Matthew Becklo see some possibility for common ground between the believers in God and atheists. Taking some text from Michael Novak’s No One Sees God: The Dark Night of Atheists and Believers:
Both the atheist and the believer stand in similar darkness. The atheist does not see God – but neither does the believer … we all stand in darkness concerning our deepest questionings … withal, a certain modesty should descend upon us. Believers in God well know, in the night, that what the atheist holds may be true. At least some atheists seem willing to concede that those who believe in God might be correct. Sheer modesty compels us to listen carefully, in the hopes that we might learn.
Becklo expounds:
This is an especially good caveat for the faithful. Pope Francis wrote in his first encyclical Lumen Fidei (or “The Light of Faith”): “One who believes may not be presumptuous; on the contrary, truth leads to humility, since believers know that, rather than ourselves possessing truth, it is truth which embraces and possesses us. Far from making us inflexible, the security of faith sets us on a journey…”
In other words, faith does not mean knowing God through and through and tapping a stockpile of straightforward answers.Instead, it’s an ontological light burning in the same existential darkness that scandalizes the atheist. “Faith is not a light which scatters all our darkness,” Francis reminds us, “but a lamp which guides our steps in the night and suffices for the journey.”
See how easily we layer in our beliefs about the shroud.
Hat tip for this goes to Andrew Sullivan who tips his hat to Matthew Cantirino at First Things.
I believe that I cannot see God the Father but I believe that he is there, I believe that the Shroud of Turin is the Shroud that Jesus Christ was placed in and was covering his body when his Devine Spirit entered his body for the Resurrection as prophesized,
Michael Novak is a respected philosopher but is linked to politics. If only there could be links to biblical studies and psychology:
What would he say about Matthew 5:8? Would he call Jesus a liar?
Has he said anything about feeling God? Has he read depth psychology, has he read C.G.Jung, for instance?

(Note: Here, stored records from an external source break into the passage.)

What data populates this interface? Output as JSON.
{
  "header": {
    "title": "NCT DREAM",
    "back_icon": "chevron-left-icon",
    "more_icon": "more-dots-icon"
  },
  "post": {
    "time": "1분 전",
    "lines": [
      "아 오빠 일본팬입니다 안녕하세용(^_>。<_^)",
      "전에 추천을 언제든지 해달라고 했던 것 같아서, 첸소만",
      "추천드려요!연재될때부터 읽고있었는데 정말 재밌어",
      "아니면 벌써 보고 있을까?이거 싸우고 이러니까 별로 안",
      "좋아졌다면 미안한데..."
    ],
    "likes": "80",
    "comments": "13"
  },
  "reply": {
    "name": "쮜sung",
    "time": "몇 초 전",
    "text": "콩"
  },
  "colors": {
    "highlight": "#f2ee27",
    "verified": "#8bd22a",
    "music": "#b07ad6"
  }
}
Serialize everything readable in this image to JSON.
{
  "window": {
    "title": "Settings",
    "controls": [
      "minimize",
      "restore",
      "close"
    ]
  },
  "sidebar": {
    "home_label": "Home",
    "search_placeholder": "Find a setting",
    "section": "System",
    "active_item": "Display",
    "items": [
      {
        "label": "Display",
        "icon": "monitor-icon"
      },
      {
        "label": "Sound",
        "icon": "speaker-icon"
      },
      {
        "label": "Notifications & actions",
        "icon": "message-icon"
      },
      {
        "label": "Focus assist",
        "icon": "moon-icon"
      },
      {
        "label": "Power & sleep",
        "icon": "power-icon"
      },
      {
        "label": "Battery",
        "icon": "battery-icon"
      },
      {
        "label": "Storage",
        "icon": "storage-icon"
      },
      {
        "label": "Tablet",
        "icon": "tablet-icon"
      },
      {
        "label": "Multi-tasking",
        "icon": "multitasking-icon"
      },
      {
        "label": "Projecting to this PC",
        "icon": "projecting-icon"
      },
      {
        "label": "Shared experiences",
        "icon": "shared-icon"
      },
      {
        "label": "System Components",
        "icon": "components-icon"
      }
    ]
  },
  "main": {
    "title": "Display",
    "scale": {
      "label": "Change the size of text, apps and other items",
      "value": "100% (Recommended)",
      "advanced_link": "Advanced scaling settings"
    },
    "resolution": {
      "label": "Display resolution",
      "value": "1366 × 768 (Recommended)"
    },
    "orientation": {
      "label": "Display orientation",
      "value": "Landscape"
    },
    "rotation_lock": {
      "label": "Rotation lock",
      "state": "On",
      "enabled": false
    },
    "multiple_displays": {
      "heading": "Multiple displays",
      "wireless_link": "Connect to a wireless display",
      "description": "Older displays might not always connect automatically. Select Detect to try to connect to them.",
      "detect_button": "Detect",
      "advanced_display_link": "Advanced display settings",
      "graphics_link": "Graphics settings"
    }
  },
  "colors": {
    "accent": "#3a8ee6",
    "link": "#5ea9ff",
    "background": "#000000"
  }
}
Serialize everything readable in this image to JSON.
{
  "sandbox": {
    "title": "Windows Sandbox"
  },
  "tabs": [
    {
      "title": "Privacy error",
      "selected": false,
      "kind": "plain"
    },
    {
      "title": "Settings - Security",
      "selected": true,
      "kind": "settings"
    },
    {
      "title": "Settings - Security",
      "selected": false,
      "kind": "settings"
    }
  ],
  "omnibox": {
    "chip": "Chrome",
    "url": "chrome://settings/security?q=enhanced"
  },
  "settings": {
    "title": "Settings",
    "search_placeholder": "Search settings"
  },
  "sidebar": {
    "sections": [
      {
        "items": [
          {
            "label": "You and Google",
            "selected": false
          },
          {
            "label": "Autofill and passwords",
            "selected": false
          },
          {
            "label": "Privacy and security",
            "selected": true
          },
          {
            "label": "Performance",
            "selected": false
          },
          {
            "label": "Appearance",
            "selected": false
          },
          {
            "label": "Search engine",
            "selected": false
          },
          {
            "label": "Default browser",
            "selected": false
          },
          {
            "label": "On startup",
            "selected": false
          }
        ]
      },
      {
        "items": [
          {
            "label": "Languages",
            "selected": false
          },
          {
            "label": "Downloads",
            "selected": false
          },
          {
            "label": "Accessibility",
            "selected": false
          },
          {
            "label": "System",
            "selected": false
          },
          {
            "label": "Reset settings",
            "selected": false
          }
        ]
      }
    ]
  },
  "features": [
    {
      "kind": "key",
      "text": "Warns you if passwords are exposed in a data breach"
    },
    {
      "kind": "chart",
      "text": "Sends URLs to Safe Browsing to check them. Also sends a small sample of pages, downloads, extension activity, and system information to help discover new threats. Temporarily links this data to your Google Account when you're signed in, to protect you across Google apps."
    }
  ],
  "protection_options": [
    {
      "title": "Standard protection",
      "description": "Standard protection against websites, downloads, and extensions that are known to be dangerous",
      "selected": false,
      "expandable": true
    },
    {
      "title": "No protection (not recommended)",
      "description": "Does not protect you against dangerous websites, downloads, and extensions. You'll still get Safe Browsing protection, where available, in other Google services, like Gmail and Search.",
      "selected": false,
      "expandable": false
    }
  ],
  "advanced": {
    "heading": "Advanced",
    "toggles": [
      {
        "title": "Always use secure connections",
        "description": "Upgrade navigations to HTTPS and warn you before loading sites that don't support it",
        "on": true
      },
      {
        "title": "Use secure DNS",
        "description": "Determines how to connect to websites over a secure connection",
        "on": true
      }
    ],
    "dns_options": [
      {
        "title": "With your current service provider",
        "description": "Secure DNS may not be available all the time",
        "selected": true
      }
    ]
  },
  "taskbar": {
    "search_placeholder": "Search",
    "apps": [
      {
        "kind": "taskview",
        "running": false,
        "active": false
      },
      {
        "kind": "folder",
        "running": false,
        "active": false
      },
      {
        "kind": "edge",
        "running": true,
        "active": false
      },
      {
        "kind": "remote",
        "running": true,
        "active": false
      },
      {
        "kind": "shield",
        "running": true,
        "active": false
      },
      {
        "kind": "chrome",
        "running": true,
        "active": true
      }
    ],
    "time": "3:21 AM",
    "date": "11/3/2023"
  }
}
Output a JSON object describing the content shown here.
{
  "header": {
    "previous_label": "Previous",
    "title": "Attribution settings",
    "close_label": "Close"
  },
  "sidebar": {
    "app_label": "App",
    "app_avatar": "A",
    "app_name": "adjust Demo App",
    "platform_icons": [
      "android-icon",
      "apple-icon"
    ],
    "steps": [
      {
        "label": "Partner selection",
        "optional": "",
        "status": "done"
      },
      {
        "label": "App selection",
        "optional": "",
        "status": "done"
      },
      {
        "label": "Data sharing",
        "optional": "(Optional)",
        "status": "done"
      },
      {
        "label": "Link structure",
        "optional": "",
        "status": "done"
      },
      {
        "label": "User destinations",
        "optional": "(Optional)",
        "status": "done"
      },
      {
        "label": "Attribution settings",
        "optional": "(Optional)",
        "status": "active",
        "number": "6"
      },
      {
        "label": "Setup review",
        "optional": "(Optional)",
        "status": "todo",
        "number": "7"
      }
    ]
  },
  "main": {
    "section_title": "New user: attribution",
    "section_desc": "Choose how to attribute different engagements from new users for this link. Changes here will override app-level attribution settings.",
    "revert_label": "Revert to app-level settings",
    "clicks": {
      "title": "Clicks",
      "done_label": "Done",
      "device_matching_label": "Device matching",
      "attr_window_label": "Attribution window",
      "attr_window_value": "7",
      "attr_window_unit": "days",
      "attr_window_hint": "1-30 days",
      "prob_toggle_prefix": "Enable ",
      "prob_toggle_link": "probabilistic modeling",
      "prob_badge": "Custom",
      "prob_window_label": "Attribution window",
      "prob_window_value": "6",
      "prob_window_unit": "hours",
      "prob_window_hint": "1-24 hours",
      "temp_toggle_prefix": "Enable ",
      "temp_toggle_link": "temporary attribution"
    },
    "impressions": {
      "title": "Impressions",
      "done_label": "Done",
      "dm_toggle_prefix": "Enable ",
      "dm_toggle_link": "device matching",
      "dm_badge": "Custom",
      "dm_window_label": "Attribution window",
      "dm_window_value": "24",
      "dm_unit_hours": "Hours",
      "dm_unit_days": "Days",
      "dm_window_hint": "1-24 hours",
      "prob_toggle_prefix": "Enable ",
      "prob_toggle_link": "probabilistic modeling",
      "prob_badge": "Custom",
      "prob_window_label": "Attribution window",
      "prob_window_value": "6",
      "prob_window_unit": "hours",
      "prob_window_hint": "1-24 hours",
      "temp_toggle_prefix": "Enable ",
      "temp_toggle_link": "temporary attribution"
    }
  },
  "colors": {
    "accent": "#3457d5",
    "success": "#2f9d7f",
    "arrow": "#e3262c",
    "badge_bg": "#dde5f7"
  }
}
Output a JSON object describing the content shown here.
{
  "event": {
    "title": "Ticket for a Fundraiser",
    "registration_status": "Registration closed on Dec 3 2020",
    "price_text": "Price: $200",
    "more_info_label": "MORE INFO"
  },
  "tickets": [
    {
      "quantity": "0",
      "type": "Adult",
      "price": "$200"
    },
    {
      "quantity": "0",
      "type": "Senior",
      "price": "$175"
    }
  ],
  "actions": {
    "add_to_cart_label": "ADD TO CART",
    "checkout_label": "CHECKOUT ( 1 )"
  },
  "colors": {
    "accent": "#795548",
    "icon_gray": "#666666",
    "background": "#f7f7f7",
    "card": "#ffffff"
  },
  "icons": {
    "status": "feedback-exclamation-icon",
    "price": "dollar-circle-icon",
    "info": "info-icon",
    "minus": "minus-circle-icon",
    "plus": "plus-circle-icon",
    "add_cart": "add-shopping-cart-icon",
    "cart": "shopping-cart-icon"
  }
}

St. Theresa, Doctor of the Church, went through a long period of the “dark night of the soul”, Mother Teresa also had a short experience and told Ferdinand Périer, Archbishop of Calcutta, about it.
Pope Francis is wiser than Novak in his “Lumen Fidei”.
There are two kinds of knowledge: faith and reason. With reason, we know something is true because we can see the truth of it. With faith, we know something is true because God is telling us. The existence of God is a matter of reason, not faith. That there is life after death is a matter of faith. My reasons for making an act of faith are: 1) That Jesus was a Jewish prophet. 2) The Resurrection of Jesus. 3) The passion of Jesus as told by the synoptic gospels and the Holy Shroud.
Michael Novak is a dire warning of what has happened to the Catholic Church since the horror of Vatican II. I can just hear Jesus saying to the disciples, “You know, in the dark of night I’m not so sure there is a God at all. Maybe the unbelievers are right, who knows?” Yeah that fits him like a glove. His last words from the cross were “my God my God why have you forsaken me?”, not “my God, are you there?”
The “sheer modesty” that compels that crowd to listen led to the utter travesty of the Assisi prayer meeting and a photograph of an apostate “Pope” kissing a Koran. Reminds me of the phrase about being so open minded your brains fall out.
It would be impossible to misconstrue the “cloud of unknowing” or the “dark night of the soul” more comprehensively. The apophaticism of Dionysius is just not quite the same as becoming the fellow traveller of atheists and sceptics.